Alexandria Reports Strong Leasing During Time of Uncertainty for Larger Economy
July 26, 2022
Company's Nearly 8 Million Square Foot Construction Pipeline Is 78% Leased or in Negotiation
Alexandria Real Estate Equities reported strong second-quarter leasing despite an otherwise volatile economy, as one of the nation’s largest biotech property owners navigates supply chain snags and rising costs to keep new projects on schedule.
The Pasadena, California-based company, which oversees a nationwide biotech property portfolio of more than 41 million square feet, reported second-quarter revenue rose more than 26% from the year-earlier period, buoyed by rising rents. It also announced this week that co-CEO Stephen Richardson is retiring after 22 years with the company, with co-CEO Peter Moglia becoming the company’s sole chief executive.
Founder and Executive Chairman Joel Marcus told analysts Tuesday that the company recorded the third-best quarter for leasing in its 28-year history, with nearly 2.3 million square feet of new space signed amid still strong demand in the quarter ended June 30.
The company saw rents rise more than 45% from the year-earlier quarter, as pharmaceutical companies and other large tenants seek out expansion space. About 87% of leasing came from existing rather than new tenants.
The company said its construction pipeline includes 7.8 million square feet of projects that are already 78% leased or in negotiation. Those projects are expected to be under construction within the next six quarters and to deliver $665 million in new annual revenue when completed, executives said.
Alexandria completed six projects during the second quarter totaling 375,000 square feet in markets including the San Francisco Bay Area, San Diego and North Carolina’s Research Triangle region.
Pending projects remain mostly on schedule. But Alexandria and its tenants face rising costs for labor, as well as construction materials such as aluminum and gypsum, used in wallboards, and for diesel fuel that powers construction vehicles.

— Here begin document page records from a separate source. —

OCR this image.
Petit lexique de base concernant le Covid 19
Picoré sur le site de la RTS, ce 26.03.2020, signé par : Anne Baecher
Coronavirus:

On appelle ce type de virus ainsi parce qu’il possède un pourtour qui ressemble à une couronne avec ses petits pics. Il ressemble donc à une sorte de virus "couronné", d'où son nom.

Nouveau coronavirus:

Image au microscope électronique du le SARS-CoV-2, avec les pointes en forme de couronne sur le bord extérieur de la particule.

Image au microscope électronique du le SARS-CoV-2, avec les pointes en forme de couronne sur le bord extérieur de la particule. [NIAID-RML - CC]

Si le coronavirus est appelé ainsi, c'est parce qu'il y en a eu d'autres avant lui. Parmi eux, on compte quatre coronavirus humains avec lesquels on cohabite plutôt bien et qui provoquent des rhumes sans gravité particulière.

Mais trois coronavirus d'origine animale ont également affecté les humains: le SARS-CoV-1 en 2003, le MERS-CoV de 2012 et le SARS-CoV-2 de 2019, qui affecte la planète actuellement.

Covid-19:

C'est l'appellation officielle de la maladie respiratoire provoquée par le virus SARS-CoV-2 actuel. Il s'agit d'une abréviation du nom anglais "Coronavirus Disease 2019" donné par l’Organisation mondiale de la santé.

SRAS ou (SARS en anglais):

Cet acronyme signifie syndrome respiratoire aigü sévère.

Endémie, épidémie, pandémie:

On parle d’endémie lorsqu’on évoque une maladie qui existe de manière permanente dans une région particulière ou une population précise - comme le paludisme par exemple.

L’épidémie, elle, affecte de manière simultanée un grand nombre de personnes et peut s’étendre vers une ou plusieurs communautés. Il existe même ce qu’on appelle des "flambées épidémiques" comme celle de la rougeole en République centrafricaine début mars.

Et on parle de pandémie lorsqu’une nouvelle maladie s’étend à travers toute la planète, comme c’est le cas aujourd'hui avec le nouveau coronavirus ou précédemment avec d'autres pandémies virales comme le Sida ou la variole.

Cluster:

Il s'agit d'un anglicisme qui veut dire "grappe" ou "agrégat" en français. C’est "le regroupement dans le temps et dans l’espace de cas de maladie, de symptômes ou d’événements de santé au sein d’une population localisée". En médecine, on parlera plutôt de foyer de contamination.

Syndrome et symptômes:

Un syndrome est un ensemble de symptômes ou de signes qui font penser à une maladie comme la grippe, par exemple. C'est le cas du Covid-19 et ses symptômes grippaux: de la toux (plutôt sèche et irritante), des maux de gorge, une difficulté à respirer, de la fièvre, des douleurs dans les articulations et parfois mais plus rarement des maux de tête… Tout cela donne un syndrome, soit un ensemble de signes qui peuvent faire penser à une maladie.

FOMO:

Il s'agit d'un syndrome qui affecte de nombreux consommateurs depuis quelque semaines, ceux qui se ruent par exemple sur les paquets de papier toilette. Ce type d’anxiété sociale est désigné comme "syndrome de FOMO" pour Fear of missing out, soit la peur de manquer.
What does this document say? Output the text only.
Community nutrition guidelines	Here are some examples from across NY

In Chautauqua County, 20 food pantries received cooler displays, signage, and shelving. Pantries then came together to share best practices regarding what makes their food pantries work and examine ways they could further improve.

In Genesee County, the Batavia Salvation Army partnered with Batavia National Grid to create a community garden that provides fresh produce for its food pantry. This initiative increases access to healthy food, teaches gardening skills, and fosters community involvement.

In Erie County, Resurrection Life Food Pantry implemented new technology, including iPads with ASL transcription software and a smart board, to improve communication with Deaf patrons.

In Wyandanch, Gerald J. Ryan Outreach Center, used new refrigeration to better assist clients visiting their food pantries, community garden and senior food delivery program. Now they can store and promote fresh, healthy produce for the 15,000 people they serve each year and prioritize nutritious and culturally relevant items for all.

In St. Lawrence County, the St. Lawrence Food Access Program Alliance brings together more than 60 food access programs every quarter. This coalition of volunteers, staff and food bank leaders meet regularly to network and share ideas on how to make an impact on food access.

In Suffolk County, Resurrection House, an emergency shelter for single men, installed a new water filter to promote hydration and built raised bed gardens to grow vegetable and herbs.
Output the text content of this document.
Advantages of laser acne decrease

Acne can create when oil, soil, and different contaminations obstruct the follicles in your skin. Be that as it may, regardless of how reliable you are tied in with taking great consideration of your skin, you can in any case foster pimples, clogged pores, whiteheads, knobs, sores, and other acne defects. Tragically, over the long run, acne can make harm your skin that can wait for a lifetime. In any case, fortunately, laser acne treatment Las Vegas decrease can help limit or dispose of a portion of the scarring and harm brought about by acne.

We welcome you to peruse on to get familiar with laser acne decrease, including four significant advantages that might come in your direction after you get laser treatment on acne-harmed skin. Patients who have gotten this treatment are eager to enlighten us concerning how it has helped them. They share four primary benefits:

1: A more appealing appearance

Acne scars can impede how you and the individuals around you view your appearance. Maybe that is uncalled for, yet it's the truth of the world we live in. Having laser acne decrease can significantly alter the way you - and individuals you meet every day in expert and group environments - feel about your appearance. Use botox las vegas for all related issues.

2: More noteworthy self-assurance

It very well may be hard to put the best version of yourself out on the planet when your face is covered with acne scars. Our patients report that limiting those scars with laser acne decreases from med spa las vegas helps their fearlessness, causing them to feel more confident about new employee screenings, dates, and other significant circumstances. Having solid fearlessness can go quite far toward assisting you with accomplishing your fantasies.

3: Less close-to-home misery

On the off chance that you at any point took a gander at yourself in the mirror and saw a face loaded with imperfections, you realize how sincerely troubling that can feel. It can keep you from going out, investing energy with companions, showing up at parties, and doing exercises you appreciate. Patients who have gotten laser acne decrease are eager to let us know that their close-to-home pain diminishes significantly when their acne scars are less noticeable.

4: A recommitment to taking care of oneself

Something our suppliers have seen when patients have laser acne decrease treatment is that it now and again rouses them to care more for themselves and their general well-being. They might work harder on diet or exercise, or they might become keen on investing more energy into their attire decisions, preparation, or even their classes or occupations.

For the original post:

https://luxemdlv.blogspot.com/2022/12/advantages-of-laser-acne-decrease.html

Moglia said there are also lingering supply chain delays for critical parts, including semiconductors and electrical system components. Labor costs are expected to rise further in coming months as workers look to deal with their own rising living expenses.
“Extraordinary lead times remain for equipment used in our product types, including generators, building controls, transformers, switching gear, electrical panels, air handlers and chillers, all of which have lead times which are double what they normally are — many exceeding a year,” Moglia told analysts.
Alexandria so far has protected itself through moves including procuring some supplies on behalf of incoming tenants, and signing construction contracts with guaranteed maximum costs factored in. Higher rents that it commands in several of its ongoing projects also will help it recoup rising project costs, executives said.
While most of Alexandria’s tenant base includes companies well beyond startup stages, life science demand continues to be fueled by historically strong venture capital and government funding, though that has tailed off in the past year after a record $78 billion was invested in North America in 2021, according to a first-quarter biotech report from brokerage Cushman & Wakefield.
The life science industry continues to demand lab and office space to accommodate workers geared to research and development into treatment for coronavirus and other ailments. The 10 largest U.S. biotech markets, led by Boston, San Francisco and San Diego, had 17.1 million square feet of projects under construction at the end of the first quarter, Cushman & Wakefield reported.
For its second quarter ended June 30, Alexandria reported revenue of $643.8 million, up 26.3% from the year-earlier period. Net income was $269.3 million, down from $380.6 million amid rising costs. Funds from operations, an industry-recognized metric gauging performance of changing real estate portfolios, totaled $338.8 million, up from $282.3 million recorded a year ago.